The sector is rather strange because of a transforming acquisition by Ontario Teachers on Amica, which messed up all valuations on these retirement investments. Sold their US assets and are now totally located in Canada. The largest provider of seniors housing. Have done a good job of curtailing costs and have grown through acquisitions. They only pay out about 70% of their Net Operating Income. They are in a good spot to execute further, as well as a possible distribution increase. The sector is still somewhat expensive.
Canadian Banks have been the massive outperformers over the last 5 years. All banks have been saying that exposure to the oil/gas sector has been minimal, but they will be taking write-downs. Household debt is at an all-time high. There are a lot of negative headwinds coming. He prefers TD (TD-T) and Royal (RY-T). If you are going to be in this sector, he would want to be in the best and the most conservative with regards to the Canadian consumer. Has shaved down some of his banking positions in the last 6 weeks.
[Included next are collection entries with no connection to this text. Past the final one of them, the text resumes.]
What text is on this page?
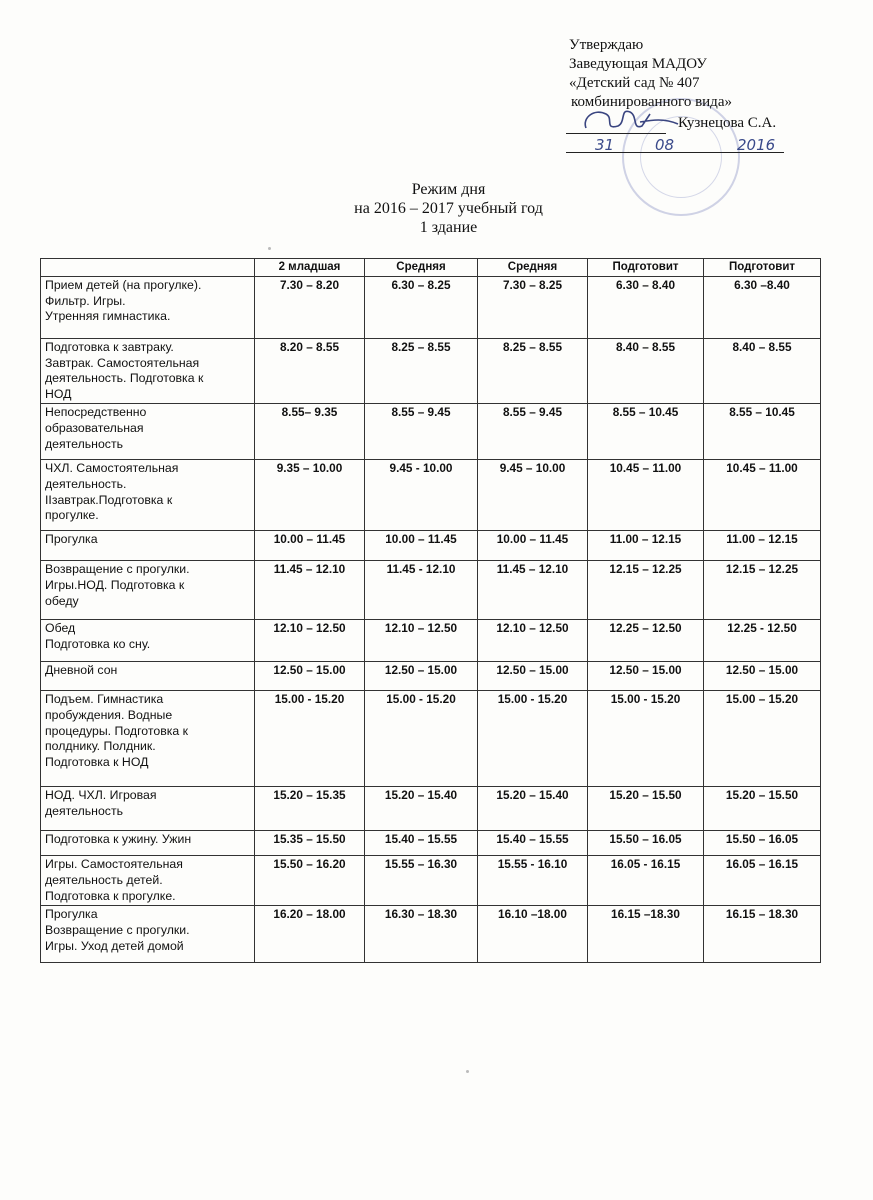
Утверждаю
Заведующая МАДОУ
«Детский сад № 407
комбинированного вида»
Кузнецова С.А.
31	08	2016
Режим дня
на 2016 – 2017 учебный год
1 здание
	2 младшая	Средняя	Средняя	Подготовит	Подготовит

Прием детей (на прогулке).
Фильтр. Игры.
Утренняя гимнастика.	7.30 – 8.20	6.30 – 8.25	7.30 – 8.25	6.30 – 8.40	6.30 –8.40

Подготовка к завтраку.
Завтрак. Самостоятельная
деятельность. Подготовка к
НОД	8.20 – 8.55	8.25 – 8.55	8.25 – 8.55	8.40 – 8.55	8.40 – 8.55

Непосредственно
образовательная
деятельность	8.55– 9.35	8.55 – 9.45	8.55 – 9.45	8.55 – 10.45	8.55 – 10.45

ЧХЛ. Самостоятельная
деятельность.
IIзавтрак.Подготовка к
прогулке.	9.35 – 10.00	9.45 - 10.00	9.45 – 10.00	10.45 – 11.00	10.45 – 11.00

Прогулка	10.00 – 11.45	10.00 – 11.45	10.00 – 11.45	11.00 – 12.15	11.00 – 12.15

Возвращение с прогулки.
Игры.НОД. Подготовка к
обеду	11.45 – 12.10	11.45 - 12.10	11.45 – 12.10	12.15 – 12.25	12.15 – 12.25

Обед
Подготовка ко сну.	12.10 – 12.50	12.10 – 12.50	12.10 – 12.50	12.25 – 12.50	12.25 - 12.50

Дневной сон	12.50 – 15.00	12.50 – 15.00	12.50 – 15.00	12.50 – 15.00	12.50 – 15.00

Подъем. Гимнастика
пробуждения. Водные
процедуры. Подготовка к
полднику. Полдник.
Подготовка к НОД	15.00 - 15.20	15.00 - 15.20	15.00 - 15.20	15.00 - 15.20	15.00 – 15.20

НОД. ЧХЛ. Игровая
деятельность	15.20 – 15.35	15.20 – 15.40	15.20 – 15.40	15.20 – 15.50	15.20 – 15.50

Подготовка к ужину. Ужин	15.35 – 15.50	15.40 – 15.55	15.40 – 15.55	15.50 – 16.05	15.50 – 16.05

Игры. Самостоятельная
деятельность детей.
Подготовка к прогулке.	15.50 – 16.20	15.55 – 16.30	15.55 - 16.10	16.05 - 16.15	16.05 – 16.15

Прогулка
Возвращение с прогулки.
Игры. Уход детей домой	16.20 – 18.00	16.30 – 18.30	16.10 –18.00	16.15 –18.30	16.15 – 18.30
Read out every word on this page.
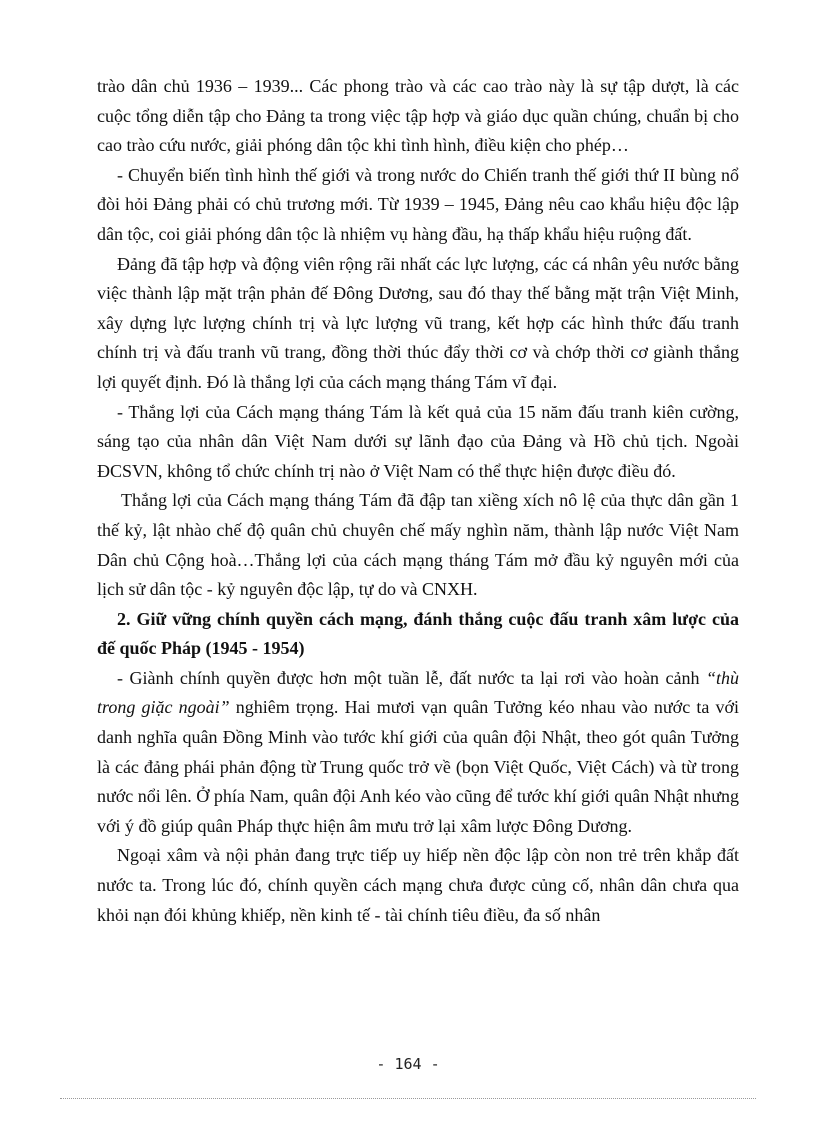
trào dân chủ 1936 – 1939... Các phong trào và các cao trào này là sự tập dượt, là các cuộc tổng diễn tập cho Đảng ta trong việc tập hợp và giáo dục quần chúng, chuẩn bị cho cao trào cứu nước, giải phóng dân tộc khi tình hình, điều kiện cho phép…

- Chuyển biến tình hình thế giới và trong nước do Chiến tranh thế giới thứ II bùng nổ đòi hỏi Đảng phải có chủ trương mới. Từ 1939 – 1945, Đảng nêu cao khẩu hiệu độc lập dân tộc, coi giải phóng dân tộc là nhiệm vụ hàng đầu, hạ thấp khẩu hiệu ruộng đất.

Đảng đã tập hợp và động viên rộng rãi nhất các lực lượng, các cá nhân yêu nước bằng việc thành lập mặt trận phản đế Đông Dương, sau đó thay thế bằng mặt trận Việt Minh, xây dựng lực lượng chính trị và lực lượng vũ trang, kết hợp các hình thức đấu tranh chính trị và đấu tranh vũ trang, đồng thời thúc đẩy thời cơ và chớp thời cơ giành thắng lợi quyết định. Đó là thắng lợi của cách mạng tháng Tám vĩ đại.

- Thắng lợi của Cách mạng tháng Tám là kết quả của 15 năm đấu tranh kiên cường, sáng tạo của nhân dân Việt Nam dưới sự lãnh đạo của Đảng và Hồ chủ tịch. Ngoài ĐCSVN, không tổ chức chính trị nào ở Việt Nam có thể thực hiện được điều đó.

Thắng lợi của Cách mạng tháng Tám đã đập tan xiềng xích nô lệ của thực dân gần 1 thế kỷ, lật nhào chế độ quân chủ chuyên chế mấy nghìn năm, thành lập nước Việt Nam Dân chủ Cộng hoà…Thắng lợi của cách mạng tháng Tám mở đầu kỷ nguyên mới của lịch sử dân tộc - kỷ nguyên độc lập, tự do và CNXH.

2. Giữ vững chính quyền cách mạng, đánh thắng cuộc đấu tranh xâm lược của đế quốc Pháp (1945 - 1954)

- Giành chính quyền được hơn một tuần lễ, đất nước ta lại rơi vào hoàn cảnh “thù trong giặc ngoài” nghiêm trọng. Hai mươi vạn quân Tưởng kéo nhau vào nước ta với danh nghĩa quân Đồng Minh vào tước khí giới của quân đội Nhật, theo gót quân Tưởng là các đảng phái phản động từ Trung quốc trở về (bọn Việt Quốc, Việt Cách) và từ trong nước nổi lên. Ở phía Nam, quân đội Anh kéo vào cũng để tước khí giới quân Nhật nhưng với ý đồ giúp quân Pháp thực hiện âm mưu trở lại xâm lược Đông Dương.

Ngoại xâm và nội phản đang trực tiếp uy hiếp nền độc lập còn non trẻ trên khắp đất nước ta. Trong lúc đó, chính quyền cách mạng chưa được củng cố, nhân dân chưa qua khỏi nạn đói khủng khiếp, nền kinh tế - tài chính tiêu điều, đa số nhân

- 164 -
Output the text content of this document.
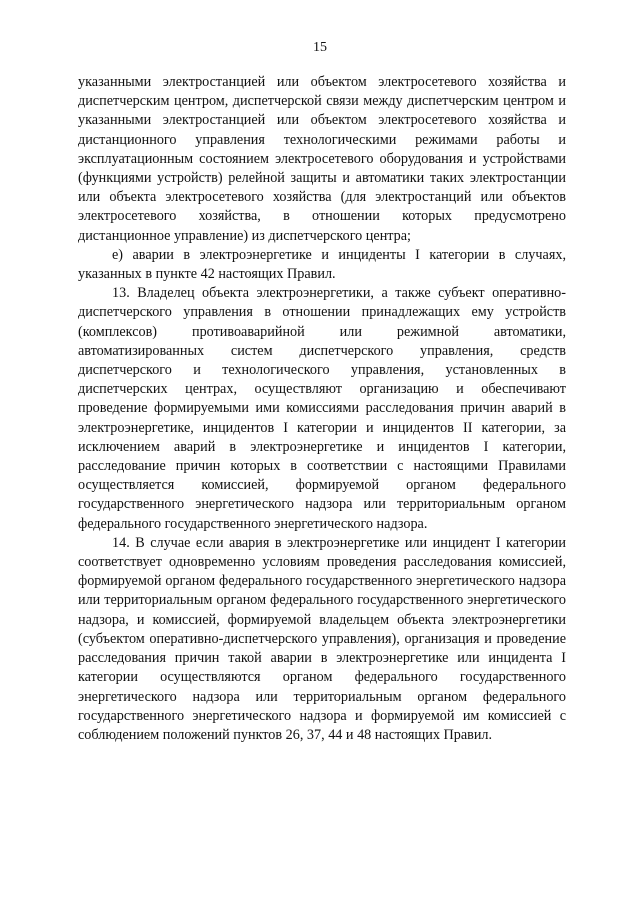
15

указанными электростанцией или объектом электросетевого хозяйства и диспетчерским центром, диспетчерской связи между диспетчерским центром и указанными электростанцией или объектом электросетевого хозяйства и дистанционного управления технологическими режимами работы и эксплуатационным состоянием электросетевого оборудования и устройствами (функциями устройств) релейной защиты и автоматики таких электростанции или объекта электросетевого хозяйства (для электростанций или объектов электросетевого хозяйства, в отношении которых предусмотрено дистанционное управление) из диспетчерского центра;

е) аварии в электроэнергетике и инциденты I категории в случаях, указанных в пункте 42 настоящих Правил.

13. Владелец объекта электроэнергетики, а также субъект оперативно-диспетчерского управления в отношении принадлежащих ему устройств (комплексов) противоаварийной или режимной автоматики, автоматизированных систем диспетчерского управления, средств диспетчерского и технологического управления, установленных в диспетчерских центрах, осуществляют организацию и обеспечивают проведение формируемыми ими комиссиями расследования причин аварий в электроэнергетике, инцидентов I категории и инцидентов II категории, за исключением аварий в электроэнергетике и инцидентов I категории, расследование причин которых в соответствии с настоящими Правилами осуществляется комиссией, формируемой органом федерального государственного энергетического надзора или территориальным органом федерального государственного энергетического надзора.

14. В случае если авария в электроэнергетике или инцидент I категории соответствует одновременно условиям проведения расследования комиссией, формируемой органом федерального государственного энергетического надзора или территориальным органом федерального государственного энергетического надзора, и комиссией, формируемой владельцем объекта электроэнергетики (субъектом оперативно-диспетчерского управления), организация и проведение расследования причин такой аварии в электроэнергетике или инцидента I категории осуществляются органом федерального государственного энергетического надзора или территориальным органом федерального государственного энергетического надзора и формируемой им комиссией с соблюдением положений пунктов 26, 37, 44 и 48 настоящих Правил.
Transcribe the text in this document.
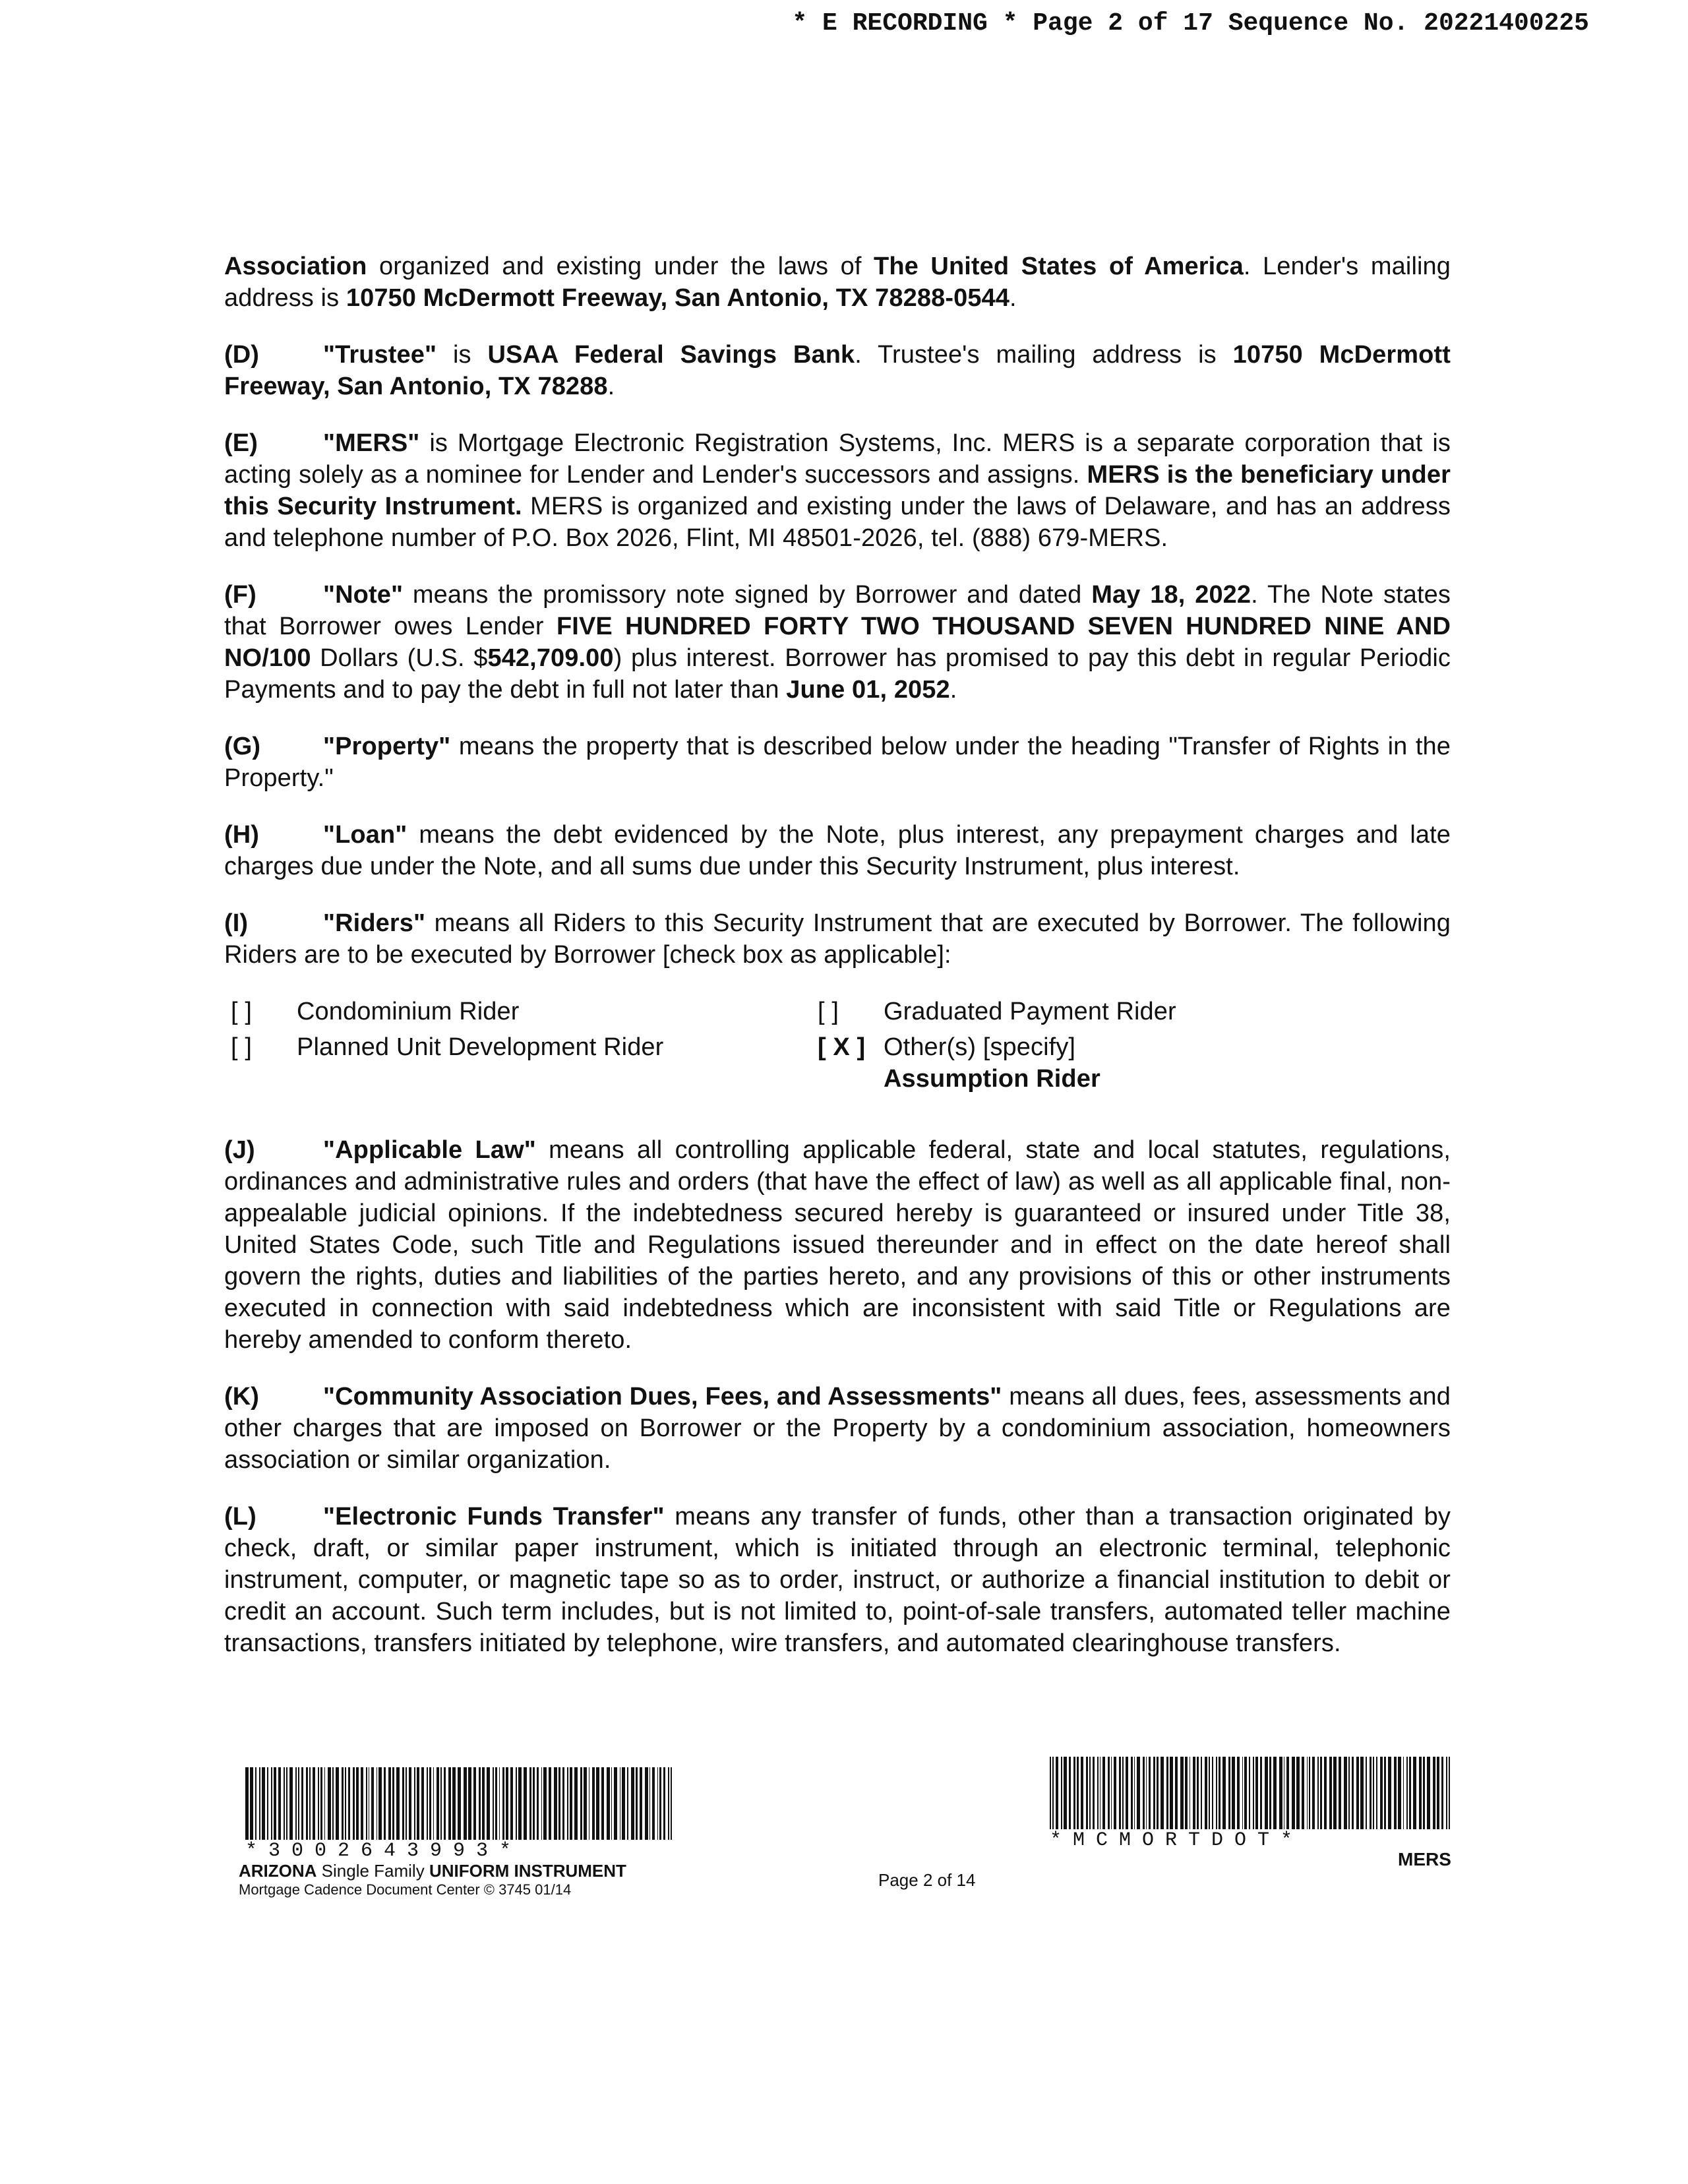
* E RECORDING * Page 2 of 17 Sequence No. 20221400225

Association organized and existing under the laws of The United States of America. Lender's mailing address is 10750 McDermott Freeway, San Antonio, TX 78288-0544.

(D)	"Trustee" is USAA Federal Savings Bank. Trustee's mailing address is 10750 McDermott Freeway, San Antonio, TX 78288.

(E)	"MERS" is Mortgage Electronic Registration Systems, Inc. MERS is a separate corporation that is acting solely as a nominee for Lender and Lender's successors and assigns. MERS is the beneficiary under this Security Instrument. MERS is organized and existing under the laws of Delaware, and has an address and telephone number of P.O. Box 2026, Flint, MI 48501-2026, tel. (888) 679-MERS.

(F)	"Note" means the promissory note signed by Borrower and dated May 18, 2022. The Note states that Borrower owes Lender FIVE HUNDRED FORTY TWO THOUSAND SEVEN HUNDRED NINE AND NO/100 Dollars (U.S. $542,709.00) plus interest. Borrower has promised to pay this debt in regular Periodic Payments and to pay the debt in full not later than June 01, 2052.

(G) "Property" means the property that is described below under the heading "Transfer of Rights in the Property."

(H)	"Loan" means the debt evidenced by the Note, plus interest, any prepayment charges and late charges due under the Note, and all sums due under this Security Instrument, plus interest.

(I)	"Riders" means all Riders to this Security Instrument that are executed by Borrower. The following Riders are to be executed by Borrower [check box as applicable]:

[ ]	Condominium Rider	[ ]	Graduated Payment Rider
[ ]	Planned Unit Development Rider	[ X ] Other(s) [specify]
Assumption Rider

(J)	"Applicable Law" means all controlling applicable federal, state and local statutes, regulations, ordinances and administrative rules and orders (that have the effect of law) as well as all applicable final, non-appealable judicial opinions. If the indebtedness secured hereby is guaranteed or insured under Title 38, United States Code, such Title and Regulations issued thereunder and in effect on the date hereof shall govern the rights, duties and liabilities of the parties hereto, and any provisions of this or other instruments executed in connection with said indebtedness which are inconsistent with said Title or Regulations are hereby amended to conform thereto.

(K)	"Community Association Dues, Fees, and Assessments" means all dues, fees, assessments and other charges that are imposed on Borrower or the Property by a condominium association, homeowners association or similar organization.

(L)	"Electronic Funds Transfer" means any transfer of funds, other than a transaction originated by check, draft, or similar paper instrument, which is initiated through an electronic terminal, telephonic instrument, computer, or magnetic tape so as to order, instruct, or authorize a financial institution to debit or credit an account. Such term includes, but is not limited to, point-of-sale transfers, automated teller machine transactions, transfers initiated by telephone, wire transfers, and automated clearinghouse transfers.

*3002643993*	*MCMORTDOT*
ARIZONA Single Family UNIFORM INSTRUMENT
Mortgage Cadence Document Center © 3745 01/14	Page 2 of 14
MERS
In the long-term, you are not going to really get hurt, because they are good managers of their business.
There are things he likes and things he doesn’t. Has exposure to Alberta, but the properties are preleased for 10 years. One thing he doesn’t like is that it is all over the place. It is in the US. It has office and retail. Prefers the simple stories. One of the benefits is their US assets which is in US$. Good managers. Yield of 7%+.
Markets. The US has GDP growth of 2% and unemployment at sectorial lows with pay increases. He wouldn’t be surprised if he saw a short-term 3-9 months’ rally in Canada relative to the US. Feels markets will go up, but will be quite volatile.